Can we rename this to something more informative? This basically computes the parameters for this step right?

[ocdbytes]

how about : recompute_security_parameters ?

[WizardOfMenlo]

Can we make reparametrise security be done in the new of mask_config? This makes it harder to misuse

[ocdbytes]

Yeah so the thing is this work will be cleaned up in parameter selection PR. here I just added for the correctness of the protocol. The configs are very messed up in each of the sub protocols for eg :
in IRS commit the way mask length is being handled is bad design. Will fix this I have noted these things on my end.

[WizardOfMenlo]

Can we make this a map instead? (Instead of if else)

[ocdbytes]

It is a design choice, initially it was map and remco pointed out to use the if let pattern.
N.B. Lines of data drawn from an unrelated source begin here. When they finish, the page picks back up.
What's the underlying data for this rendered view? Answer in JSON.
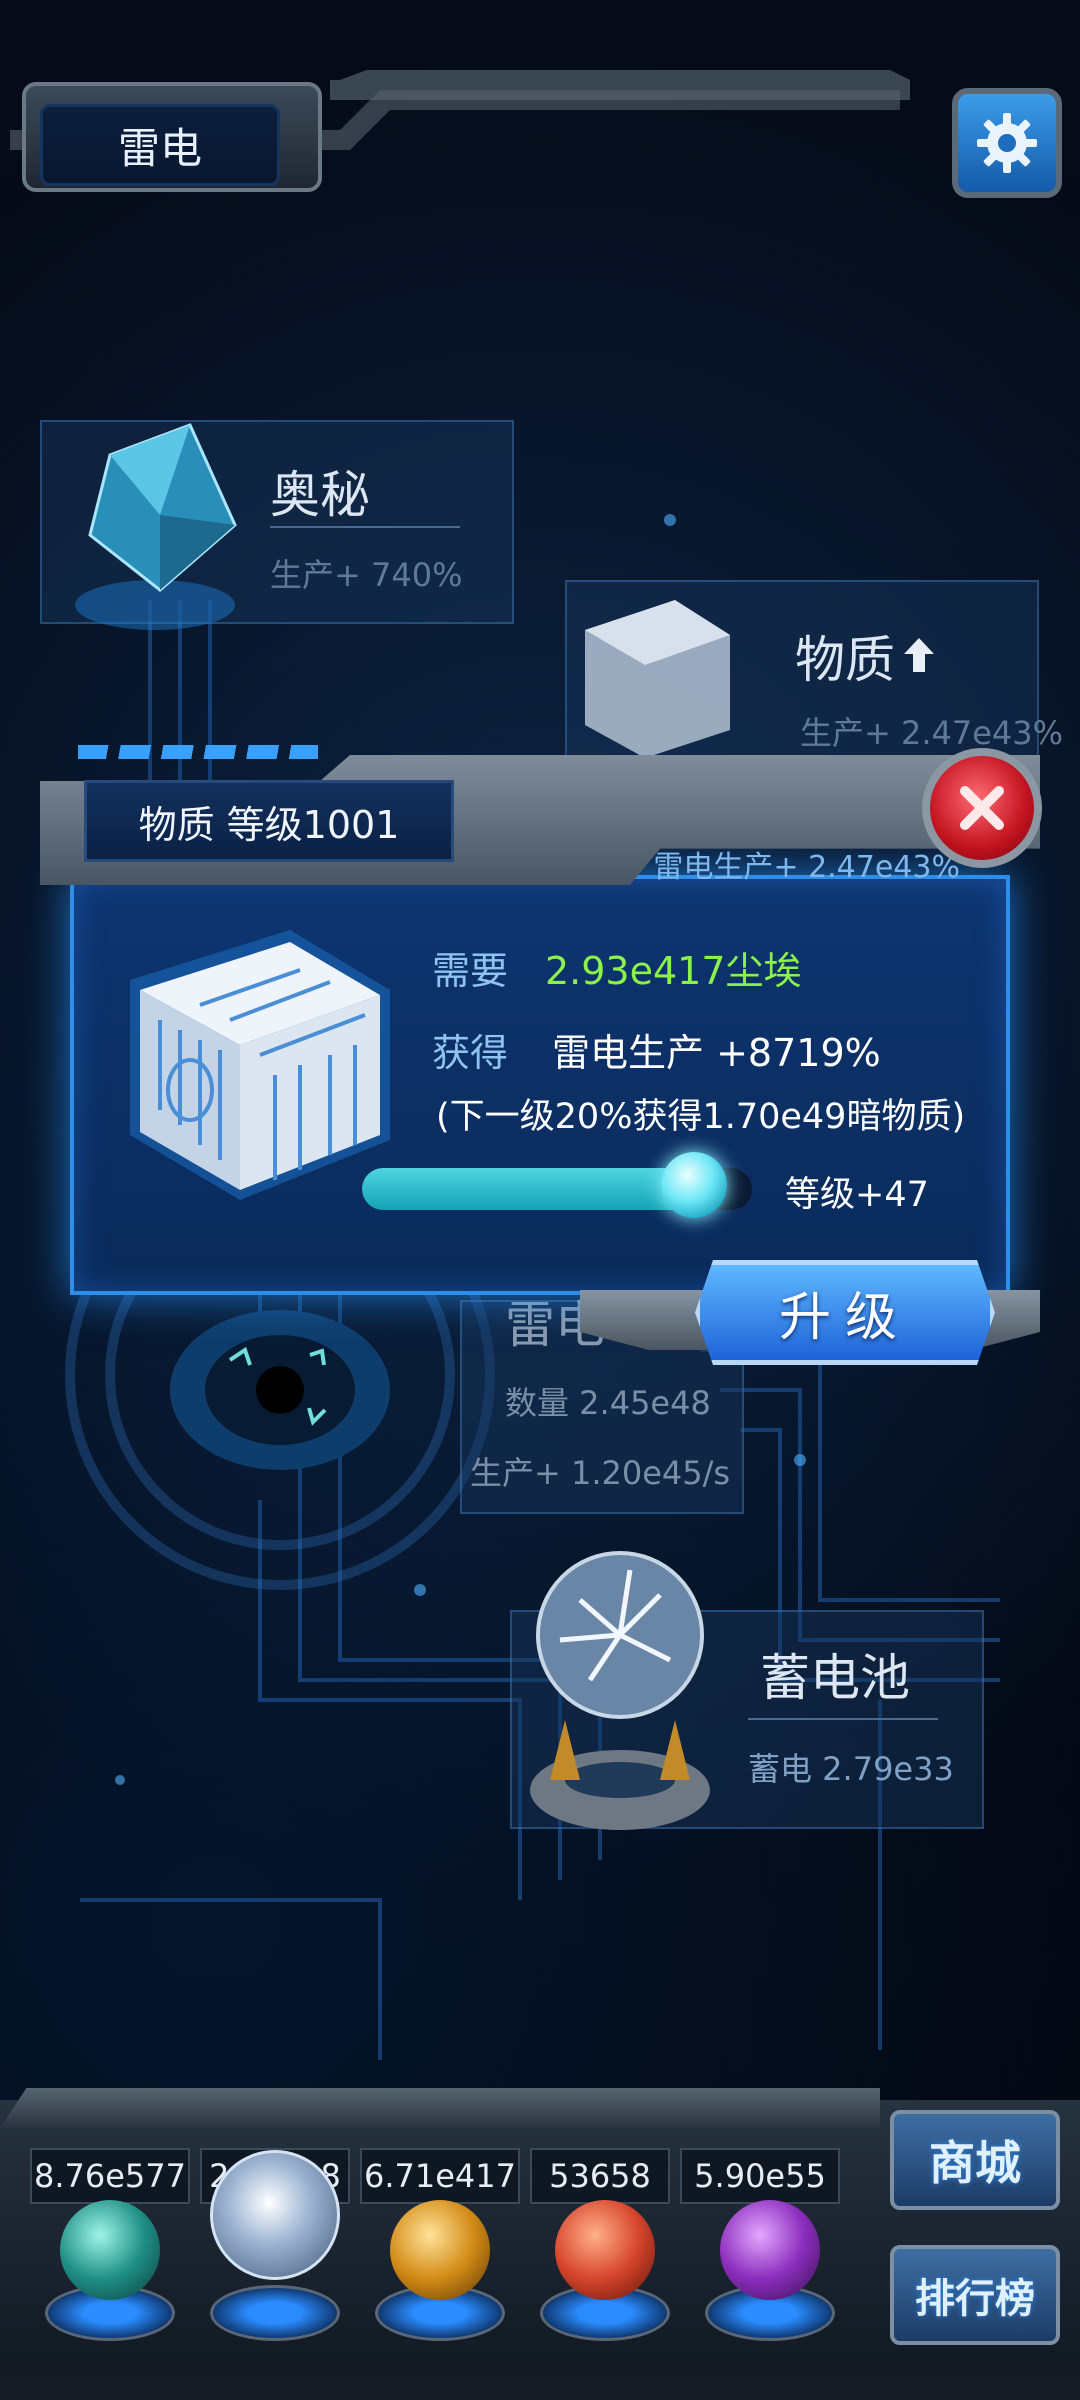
{
  "header": {
    "title": "雷电"
  },
  "nodes": {
    "aomi": {
      "title": "奥秘",
      "sub": "生产+ 740%"
    },
    "wuzhi": {
      "title": "物质",
      "sub": "生产+ 2.47e43%"
    },
    "generator": {
      "title": "雷电",
      "count": "数量 2.45e48",
      "rate": "生产+ 1.20e45/s"
    },
    "battery": {
      "title": "蓄电池",
      "sub": "蓄电 2.79e33"
    }
  },
  "dialog": {
    "title": "物质 等级1001",
    "subtitle": "雷电生产+ 2.47e43%",
    "need_label": "需要",
    "need_value": "2.93e417尘埃",
    "gain_label": "获得",
    "gain_value": "雷电生产 +8719%",
    "next_note": "(下一级20%获得1.70e49暗物质)",
    "progress": 0.85,
    "level_add": "等级+47",
    "upgrade_label": "升级"
  },
  "resources": [
    {
      "value": "8.76e577",
      "color": "#2aa59a"
    },
    {
      "value": "2.45e48",
      "color": "#c9d4e6"
    },
    {
      "value": "6.71e417",
      "color": "#e0a02a"
    },
    {
      "value": "53658",
      "color": "#e3503a"
    },
    {
      "value": "5.90e55",
      "color": "#a23fd1"
    }
  ],
  "side_buttons": {
    "shop": "商城",
    "rank": "排行榜"
  },
  "colors": {
    "accent_green": "#8bf24a",
    "accent_blue": "#2f8fe8"
  }
}
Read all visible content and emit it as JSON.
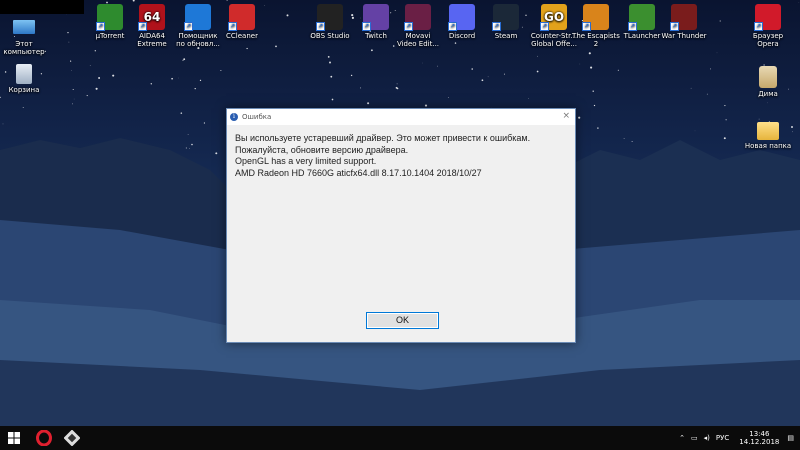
{
  "desktop_icons_left": [
    {
      "label": "Этот\nкомпьютер",
      "icon": "computer-icon"
    },
    {
      "label": "Корзина",
      "icon": "recycle-bin-icon"
    }
  ],
  "desktop_icons_top": [
    {
      "label": "µTorrent",
      "icon": "utorrent-icon",
      "color": "#2e8b2e"
    },
    {
      "label": "AIDA64\nExtreme",
      "icon": "aida64-icon",
      "color": "#b0121b",
      "glyph": "64"
    },
    {
      "label": "Помощник\nпо обновл...",
      "icon": "windows-icon",
      "color": "#1e78d7"
    },
    {
      "label": "CCleaner",
      "icon": "ccleaner-icon",
      "color": "#d02b2b"
    },
    {
      "label": "OBS Studio",
      "icon": "obs-icon",
      "color": "#222222"
    },
    {
      "label": "Twitch",
      "icon": "twitch-icon",
      "color": "#6441a5"
    },
    {
      "label": "Movavi\nVideo Edit...",
      "icon": "movavi-icon",
      "color": "#6a1f45"
    },
    {
      "label": "Discord",
      "icon": "discord-icon",
      "color": "#5865f2"
    },
    {
      "label": "Steam",
      "icon": "steam-icon",
      "color": "#1b2838"
    },
    {
      "label": "Counter-Str...\nGlobal Offe...",
      "icon": "csgo-icon",
      "color": "#e2a21b",
      "glyph": "GO"
    },
    {
      "label": "The Escapists\n2",
      "icon": "escapists-icon",
      "color": "#d9841b"
    },
    {
      "label": "TLauncher",
      "icon": "tlauncher-icon",
      "color": "#3b8f2f"
    },
    {
      "label": "War Thunder",
      "icon": "warthunder-icon",
      "color": "#7a1c1c"
    },
    {
      "label": "Браузер\nOpera",
      "icon": "opera-icon",
      "color": "#d11a2a"
    }
  ],
  "desktop_icons_right": [
    {
      "label": "Дима",
      "icon": "user-folder-icon"
    },
    {
      "label": "Новая папка",
      "icon": "folder-icon"
    }
  ],
  "dialog": {
    "title": "Ошибка",
    "close": "×",
    "lines": [
      "Вы используете устаревший драйвер. Это может привести к ошибкам.",
      "Пожалуйста, обновите версию драйвера.",
      "OpenGL has a very limited support.",
      "AMD Radeon HD 7660G aticfx64.dll 8.17.10.1404 2018/10/27"
    ],
    "ok_label": "OK"
  },
  "taskbar": {
    "tray_lang": "РУС",
    "time": "13:46",
    "date": "14.12.2018"
  }
}
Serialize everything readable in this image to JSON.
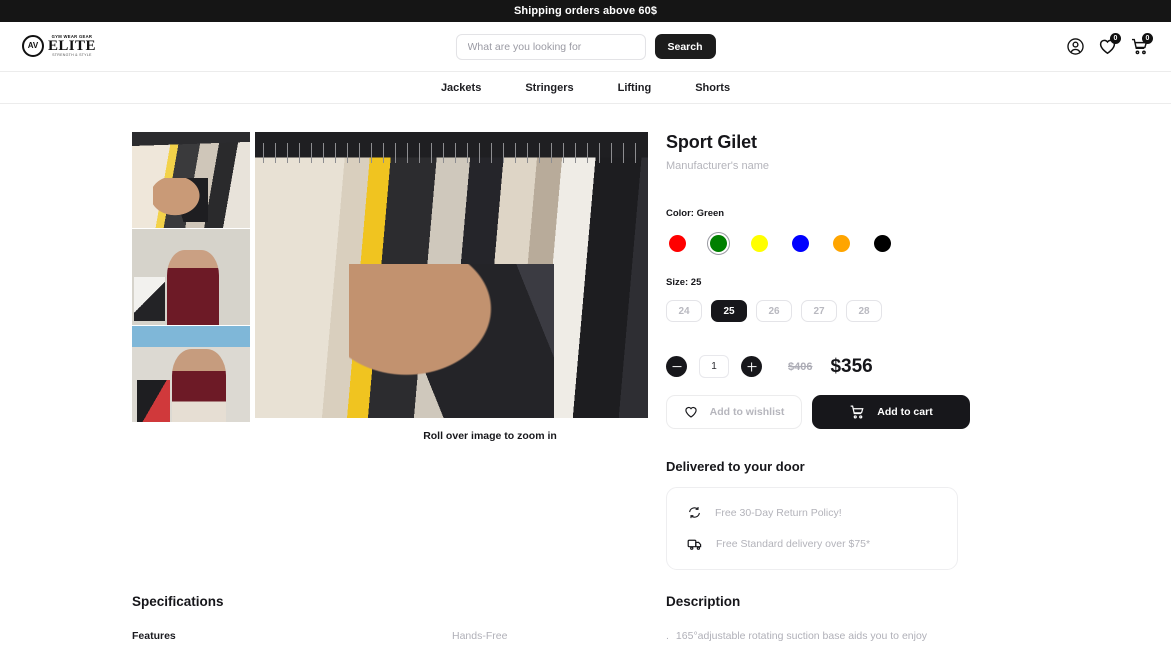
{
  "announcement": {
    "text": "Shipping orders above 60$"
  },
  "header": {
    "logo": {
      "top_text": "GYM WEAR GEAR",
      "main_text": "ELITE",
      "sub_text": "STRENGTH & STYLE",
      "mark_text": "AV"
    },
    "search": {
      "placeholder": "What are you looking for",
      "value": "",
      "button_label": "Search"
    },
    "icons": {
      "account": {
        "name": "account-icon"
      },
      "wishlist": {
        "name": "wishlist-icon",
        "badge": "0"
      },
      "cart": {
        "name": "cart-icon",
        "badge": "0"
      }
    }
  },
  "nav": {
    "items": [
      {
        "label": "Jackets"
      },
      {
        "label": "Stringers"
      },
      {
        "label": "Lifting"
      },
      {
        "label": "Shorts"
      }
    ]
  },
  "gallery": {
    "zoom_hint": "Roll over image to zoom in",
    "thumbnails": [
      {
        "alt": "Hand browsing clothing rack with watch",
        "selected": true
      },
      {
        "alt": "Woman in maroon coat holding shopping bags",
        "selected": false
      },
      {
        "alt": "Woman with sunglasses and shopping bags outdoors",
        "selected": false
      }
    ],
    "main_image": {
      "alt": "Person browsing jackets on a clothing rack"
    }
  },
  "product": {
    "title": "Sport Gilet",
    "brand": "Manufacturer's name",
    "color_label": "Color: Green",
    "colors": [
      {
        "name": "Red",
        "hex": "#FF0000",
        "selected": false
      },
      {
        "name": "Green",
        "hex": "#008000",
        "selected": true
      },
      {
        "name": "Yellow",
        "hex": "#FFFF00",
        "selected": false
      },
      {
        "name": "Blue",
        "hex": "#0000FF",
        "selected": false
      },
      {
        "name": "Orange",
        "hex": "#FFA500",
        "selected": false
      },
      {
        "name": "Black",
        "hex": "#000000",
        "selected": false
      }
    ],
    "size_label": "Size: 25",
    "sizes": [
      {
        "label": "24",
        "selected": false
      },
      {
        "label": "25",
        "selected": true
      },
      {
        "label": "26",
        "selected": false
      },
      {
        "label": "27",
        "selected": false
      },
      {
        "label": "28",
        "selected": false
      }
    ],
    "quantity": "1",
    "old_price": "$406",
    "price": "$356",
    "wishlist_label": "Add to wishlist",
    "cart_label": "Add to cart"
  },
  "delivery": {
    "title": "Delivered to your door",
    "rows": [
      {
        "icon": "return-icon",
        "text": "Free 30-Day Return Policy!"
      },
      {
        "icon": "truck-icon",
        "text": "Free Standard delivery over $75*"
      }
    ]
  },
  "specifications": {
    "title": "Specifications",
    "rows": [
      {
        "key": "Features",
        "value": "Hands-Free"
      }
    ]
  },
  "description": {
    "title": "Description",
    "bullets": [
      "165°adjustable rotating suction base aids you to enjoy"
    ]
  }
}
Ig this looks clean even when we need to suppress clippy suggestion of map. with map it looked like :

        let (mask_message, mask_witness) =
            self.mask_commit
                .as_ref()
                .map_or((None, None), |mask_config| {
                    let mask_msg_len = mask_config.message_length();
                    let r_embedded = lift(self.source.embedding(), source_randomness);
                    let embedded_randomness_len = r_embedded.len();
                    let mut mask_msg = Vec::with_capacity(mask_msg_len);
                    mask_msg.extend_from_slice(&r_embedded);
                    let random_padding: Vec<M::Target> =
                        random_vector(prover_state.rng(), mask_msg_len - embedded_randomness_len);
                    mask_msg.extend_from_slice(&random_padding);
                    let witness = mask_config.commit(prover_state, &[&mask_msg]);
                    (Some(mask_msg), Some(witness))
                });

[WizardOfMenlo]

We should double check that the current univariate_eval satisfies the private zero-evader conditions that we have in the paper, I am not sure if they do

[WizardOfMenlo]

Let's leave a comment about it

[ocdbytes]

makes sense

[WizardOfMenlo]

This is still step 4 right?

[ocdbytes]

yup according to the paper yes. I just divided into different step for batching part.

[ocdbytes]

@WizardOfMenlo

Agreed on the deterministic evader — paper has a private ze_ood(ρ) but the geometric progression (1, α, α², …) works fine: applied to [f; (r,s)] it just evaluates the concatenated polynomial at α. ZK still holds because y = f(α) + α^ℓ · (r,s)(α) is uniform whenever (r,s) has fresh randomness and α ≠ 0. The α = 0 event is 1/|F| and folds into the soundness budget. So as long as ℓ_zk - r ≥ t_ood we get perfect privacy ζ_ze = 0.

Soundness parameter derivation pending.